Baisden et al., reported a series of 10 low-grade neoplasms arising in the midline anteriorly in the region of the septum pellucidum with many of the histologic features of dysembryoplastic neuroepithelial tumor (DNT). The patients (five female, five male) ranged in age from 6 to 35 years (mean age, 21.5 years). The most common presenting symptoms were headache, nausea and vomiting, and visual disturbances. Radiographically, the tumors extended into the lateral ventricles from the septal region and obstructed the foramen of Monro. Varying degrees of hydrocephalus were present. The lesions were lobular, well-delineated, hypointense to brain on T1-weighted magnetic resonance imaging, and hyperintense on T2-weighted images. They were uniformly nonenhancing or showed only minimal peripheral enhancement. The tumors, in aggregate, had the histologic features of DNT. These included a mucin-rich background, oligodendrocyte-like cells, “floating neurons,” and a “specific glioneuronal element.” Seven patients underwent gross total resection and two underwent subtotal resection.
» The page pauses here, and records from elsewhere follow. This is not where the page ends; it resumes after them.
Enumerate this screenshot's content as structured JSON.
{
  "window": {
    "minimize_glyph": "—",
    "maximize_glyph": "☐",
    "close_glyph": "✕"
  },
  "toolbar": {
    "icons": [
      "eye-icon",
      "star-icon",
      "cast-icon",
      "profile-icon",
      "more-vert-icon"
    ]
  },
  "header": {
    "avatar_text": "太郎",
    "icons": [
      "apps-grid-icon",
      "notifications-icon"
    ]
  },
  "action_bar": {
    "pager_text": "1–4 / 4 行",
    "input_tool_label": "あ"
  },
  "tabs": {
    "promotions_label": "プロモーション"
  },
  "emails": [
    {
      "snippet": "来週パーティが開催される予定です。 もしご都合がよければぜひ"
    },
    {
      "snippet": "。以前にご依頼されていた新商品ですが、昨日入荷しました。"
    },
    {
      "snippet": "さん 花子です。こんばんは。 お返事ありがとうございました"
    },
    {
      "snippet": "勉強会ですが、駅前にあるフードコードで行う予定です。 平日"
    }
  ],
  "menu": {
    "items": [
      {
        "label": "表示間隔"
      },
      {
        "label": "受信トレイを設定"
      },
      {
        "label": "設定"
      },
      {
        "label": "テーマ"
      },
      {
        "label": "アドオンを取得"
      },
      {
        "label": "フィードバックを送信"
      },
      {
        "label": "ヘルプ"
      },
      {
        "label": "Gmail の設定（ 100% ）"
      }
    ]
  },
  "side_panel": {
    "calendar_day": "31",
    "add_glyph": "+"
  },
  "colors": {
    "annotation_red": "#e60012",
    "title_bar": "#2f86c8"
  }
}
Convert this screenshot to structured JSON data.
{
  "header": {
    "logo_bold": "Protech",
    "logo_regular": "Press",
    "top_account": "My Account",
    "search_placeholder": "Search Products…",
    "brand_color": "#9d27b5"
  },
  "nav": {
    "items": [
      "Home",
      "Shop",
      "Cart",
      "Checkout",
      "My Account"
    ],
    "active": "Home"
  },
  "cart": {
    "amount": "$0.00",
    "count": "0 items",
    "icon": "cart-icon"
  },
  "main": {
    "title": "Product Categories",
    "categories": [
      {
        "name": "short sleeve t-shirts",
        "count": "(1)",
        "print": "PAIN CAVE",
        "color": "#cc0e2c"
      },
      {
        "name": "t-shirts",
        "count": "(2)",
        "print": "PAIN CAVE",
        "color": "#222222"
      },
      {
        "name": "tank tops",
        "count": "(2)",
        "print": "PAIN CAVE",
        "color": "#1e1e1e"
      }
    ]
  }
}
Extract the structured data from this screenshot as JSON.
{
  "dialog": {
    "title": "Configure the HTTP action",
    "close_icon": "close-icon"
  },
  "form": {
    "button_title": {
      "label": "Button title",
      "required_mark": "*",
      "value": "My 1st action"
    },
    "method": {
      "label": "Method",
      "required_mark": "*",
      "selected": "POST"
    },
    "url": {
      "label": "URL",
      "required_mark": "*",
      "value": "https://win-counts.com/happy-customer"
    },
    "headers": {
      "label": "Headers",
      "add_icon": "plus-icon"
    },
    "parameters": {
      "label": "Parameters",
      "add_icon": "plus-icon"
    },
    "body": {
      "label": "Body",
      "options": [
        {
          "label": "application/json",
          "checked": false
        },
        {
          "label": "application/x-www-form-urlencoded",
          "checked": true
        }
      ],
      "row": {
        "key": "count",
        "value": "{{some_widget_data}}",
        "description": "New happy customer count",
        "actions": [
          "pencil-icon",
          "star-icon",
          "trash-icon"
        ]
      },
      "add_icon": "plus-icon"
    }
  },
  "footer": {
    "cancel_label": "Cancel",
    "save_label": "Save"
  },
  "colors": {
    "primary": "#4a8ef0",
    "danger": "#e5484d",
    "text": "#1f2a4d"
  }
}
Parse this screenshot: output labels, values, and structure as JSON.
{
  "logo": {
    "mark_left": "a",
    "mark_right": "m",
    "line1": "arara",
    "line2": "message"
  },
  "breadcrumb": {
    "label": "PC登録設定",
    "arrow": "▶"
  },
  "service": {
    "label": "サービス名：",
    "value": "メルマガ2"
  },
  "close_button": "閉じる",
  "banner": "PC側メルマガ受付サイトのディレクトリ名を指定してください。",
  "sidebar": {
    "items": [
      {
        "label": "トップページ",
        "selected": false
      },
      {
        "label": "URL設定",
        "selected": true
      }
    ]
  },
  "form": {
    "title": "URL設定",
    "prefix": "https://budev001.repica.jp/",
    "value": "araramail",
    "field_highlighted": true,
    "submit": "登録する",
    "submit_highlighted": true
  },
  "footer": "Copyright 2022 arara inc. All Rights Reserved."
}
No patients received adjuvant chemotherapy or radiotherapy. On follow-up (n = 6; median, 14 months), all tumors had either not recurred or were radiologically stable. On the basis of both neuroimaging and histopathology, DNT-like lesions should be considered in the differential diagnosis of midline intraventricular tumors in children and young adults. Distinction from more aggressive neoplasms is essential because these tumors appear to behave in a benign fashion 3).

References

1)

Chiang JCH, Harreld JH, Tanaka R, Li X, Wen J, Zhang C, Boué DR, Rauch TM, Boyd JT, Chen J, Corbo JC, Bouldin TW, Elton SW, Liu LL, Schofield D, Lee SC, Bouffard JP, Georgescu MM, Dossani RH, Aguiar MA, Sances RA, Saad AG, Boop FA, Qaddoumi I, Ellison DW. Septal Dysembryoplastic Neuroepithelial Tumor: A Comprehensive Clinical, Imaging, Histopathologic and Molecular Analysis. Neuro Oncol. 2019 Feb 6. doi: 10.1093/neuonc/noz037. [Epub ahead of print] PubMed PMID: 30726976.
2)

Gessi M, Hattingen E, Dörner E, Goschzik T, Dreschmann V, Waha A, Pietsch T. Dysembryoplastic Neuroepithelial Tumor of the Septum Pellucidum and the Supratentorial Midline: Histopathologic, Neuroradiologic, and Molecular Features of 7 Cases. Am J Surg Pathol. 2016 Jun;40(6):806-11. doi: 10.1097/PAS.0000000000000600. PubMed PMID: 26796505.
3)

Baisden BL, Brat DJ, Melhem ER, Rosenblum MK, King AP, Burger PC. Dysembryoplastic neuroepithelial tumor-like neoplasm of the septum pellucidum: a lesion often misdiagnosed as glioma: report of 10 cases. Am J Surg Pathol. 2001 Apr;25(4):494-9. PubMed PMID: 11257624.